The MacKenzie announces selected design for Transformative Landscapes public artwork installation

May 24, 2018

After months of anticipation, the MacKenzie Art Gallery is pleased to announce the chosen design for the Transformative Landscapes public sculpture. Kâkikê / Forever by Omaskêko Ininiwak artist Duane Linklater will be installed on the façade of the Gallery’s T.C. Douglas building in Wascana Park beginning on May 24, 2018. The Gallery is situated within Treaty Four territory, the traditional territory of the Cree, Saulteaux, Assiniboine and Metis, and a home to the Lakota, Dakota and Nakota people.

“The MacKenzie is committed to transformative experiences of the world through art,” explains Anthony Kiendl, Executive Director and CEO of the MacKenzie, “This monumental artwork contributes to this goal in an unprecedented way. The project represents the most ambitious and significant contribution to public art in Regina in recent memory. It is also an important addition to the oeuvre of one of Canada’s most compelling artists — Duane Linklater.”

“The work functions in many ways — as a visual experience that will change throughout the day and year, as poetry written in the sky, and as a social statement. We are elated by the creation of this project.” Kiendl continues, “Special acknowledgement is due to the project’s core funders: The Government of Canada, The City of Regina, and an anonymous donor through the South Saskatchewan Community Foundation, as well as all the individuals who contributed such hard work to its realization. I thank everyone for their efforts.”

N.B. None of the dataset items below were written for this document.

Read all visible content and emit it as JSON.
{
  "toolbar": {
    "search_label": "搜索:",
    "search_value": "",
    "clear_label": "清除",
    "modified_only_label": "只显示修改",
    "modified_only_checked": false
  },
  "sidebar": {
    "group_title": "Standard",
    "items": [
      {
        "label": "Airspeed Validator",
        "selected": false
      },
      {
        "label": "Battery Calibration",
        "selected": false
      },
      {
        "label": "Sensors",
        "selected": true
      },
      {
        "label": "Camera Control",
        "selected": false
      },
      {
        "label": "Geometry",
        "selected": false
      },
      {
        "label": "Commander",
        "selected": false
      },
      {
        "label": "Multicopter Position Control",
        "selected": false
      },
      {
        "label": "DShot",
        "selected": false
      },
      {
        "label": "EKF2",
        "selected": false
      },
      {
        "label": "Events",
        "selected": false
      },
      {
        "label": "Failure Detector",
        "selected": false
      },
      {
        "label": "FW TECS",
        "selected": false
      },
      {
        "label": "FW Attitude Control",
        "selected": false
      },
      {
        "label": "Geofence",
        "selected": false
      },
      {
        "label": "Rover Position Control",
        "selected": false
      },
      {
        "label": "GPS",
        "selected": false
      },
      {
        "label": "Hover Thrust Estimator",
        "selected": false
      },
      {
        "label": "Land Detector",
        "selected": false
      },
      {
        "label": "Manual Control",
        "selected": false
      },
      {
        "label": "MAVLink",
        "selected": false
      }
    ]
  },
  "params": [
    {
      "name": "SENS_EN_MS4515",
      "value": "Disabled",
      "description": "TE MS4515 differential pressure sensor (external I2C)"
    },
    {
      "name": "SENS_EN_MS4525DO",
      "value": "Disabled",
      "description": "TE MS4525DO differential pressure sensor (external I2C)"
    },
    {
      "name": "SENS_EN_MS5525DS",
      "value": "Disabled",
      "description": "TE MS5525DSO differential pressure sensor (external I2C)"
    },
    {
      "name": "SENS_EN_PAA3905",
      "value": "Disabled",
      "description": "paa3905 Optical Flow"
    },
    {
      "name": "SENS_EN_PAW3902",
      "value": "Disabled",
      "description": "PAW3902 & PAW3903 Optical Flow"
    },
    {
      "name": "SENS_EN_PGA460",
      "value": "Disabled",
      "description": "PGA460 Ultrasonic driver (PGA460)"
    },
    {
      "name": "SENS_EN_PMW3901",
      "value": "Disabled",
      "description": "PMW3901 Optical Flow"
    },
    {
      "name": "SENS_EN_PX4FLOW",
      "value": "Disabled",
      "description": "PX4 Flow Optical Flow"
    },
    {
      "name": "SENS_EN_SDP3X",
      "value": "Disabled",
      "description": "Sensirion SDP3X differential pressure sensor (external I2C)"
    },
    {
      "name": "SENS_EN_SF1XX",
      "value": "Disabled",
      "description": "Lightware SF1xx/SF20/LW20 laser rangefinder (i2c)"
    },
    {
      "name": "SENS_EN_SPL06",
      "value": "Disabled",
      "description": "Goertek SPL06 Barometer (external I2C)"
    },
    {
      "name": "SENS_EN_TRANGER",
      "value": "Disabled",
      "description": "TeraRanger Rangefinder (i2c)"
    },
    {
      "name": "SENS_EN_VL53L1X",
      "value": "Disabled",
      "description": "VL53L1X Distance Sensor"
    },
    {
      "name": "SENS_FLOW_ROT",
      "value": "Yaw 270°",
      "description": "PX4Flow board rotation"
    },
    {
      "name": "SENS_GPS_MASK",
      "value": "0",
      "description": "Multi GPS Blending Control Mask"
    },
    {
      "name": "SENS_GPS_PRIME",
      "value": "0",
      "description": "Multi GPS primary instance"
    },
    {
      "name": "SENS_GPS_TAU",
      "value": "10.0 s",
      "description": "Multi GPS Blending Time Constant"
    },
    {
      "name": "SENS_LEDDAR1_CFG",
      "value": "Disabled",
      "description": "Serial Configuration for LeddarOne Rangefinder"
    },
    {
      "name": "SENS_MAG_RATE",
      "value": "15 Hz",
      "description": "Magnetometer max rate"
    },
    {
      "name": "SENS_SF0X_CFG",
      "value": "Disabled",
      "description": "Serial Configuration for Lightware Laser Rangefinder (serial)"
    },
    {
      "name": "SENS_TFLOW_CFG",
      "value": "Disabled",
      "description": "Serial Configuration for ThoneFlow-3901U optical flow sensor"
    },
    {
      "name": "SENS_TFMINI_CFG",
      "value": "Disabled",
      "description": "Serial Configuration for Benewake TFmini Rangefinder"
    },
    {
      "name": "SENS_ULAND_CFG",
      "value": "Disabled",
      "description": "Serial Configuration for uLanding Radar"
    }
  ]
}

Linklater’s most significant public artwork to date, Kâkikê / Forever is a text-based, site-specific work that responds to various aspects of its location. Drawing from unattributed Indigenous words spoken during the making of treaties: “As long as the sun shines, the river flows, and the grass grows”, Kâkikê / Forever poetically reflects Canada’s conflicted past, charged present, and future (post) colonial imaginary.

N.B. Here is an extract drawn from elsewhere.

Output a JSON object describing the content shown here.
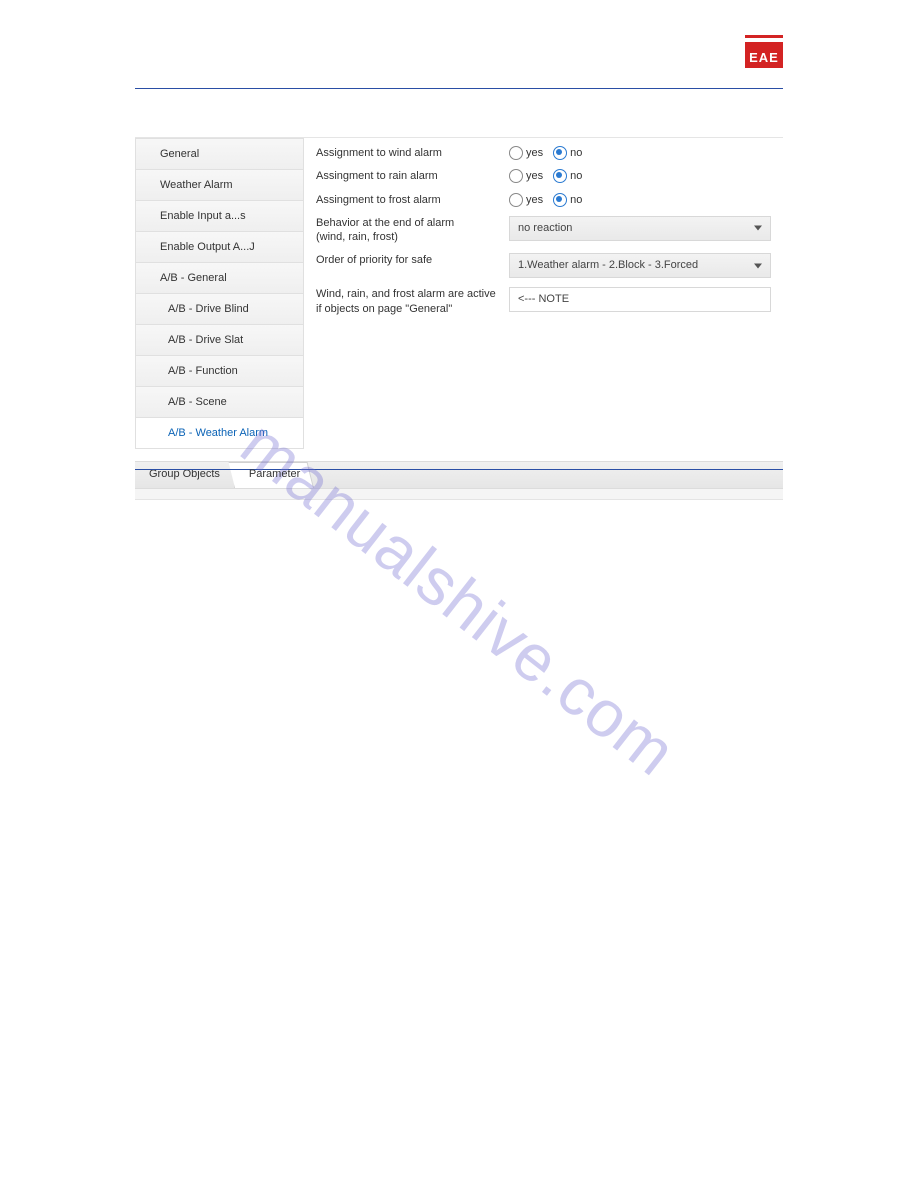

“What is suggested in this phrase is the passage of time, or the duration of how long these treaty agreements and relationships will last.” Says Duane Linklater. “ These words act as an entrance into the conceptual frameworks Indigenous people were/are using when articulating a new and potentially mutually beneficial relationship with settlers.” And he continues, “ I hope this work can speak this way, and more to the audiences of the Mackenzie Art Gallery. ”

Linklater is contributing a portion of his fee to a local Indigenous women’s shelter, W.I.S.H., Wichihik Iswewak Safe House.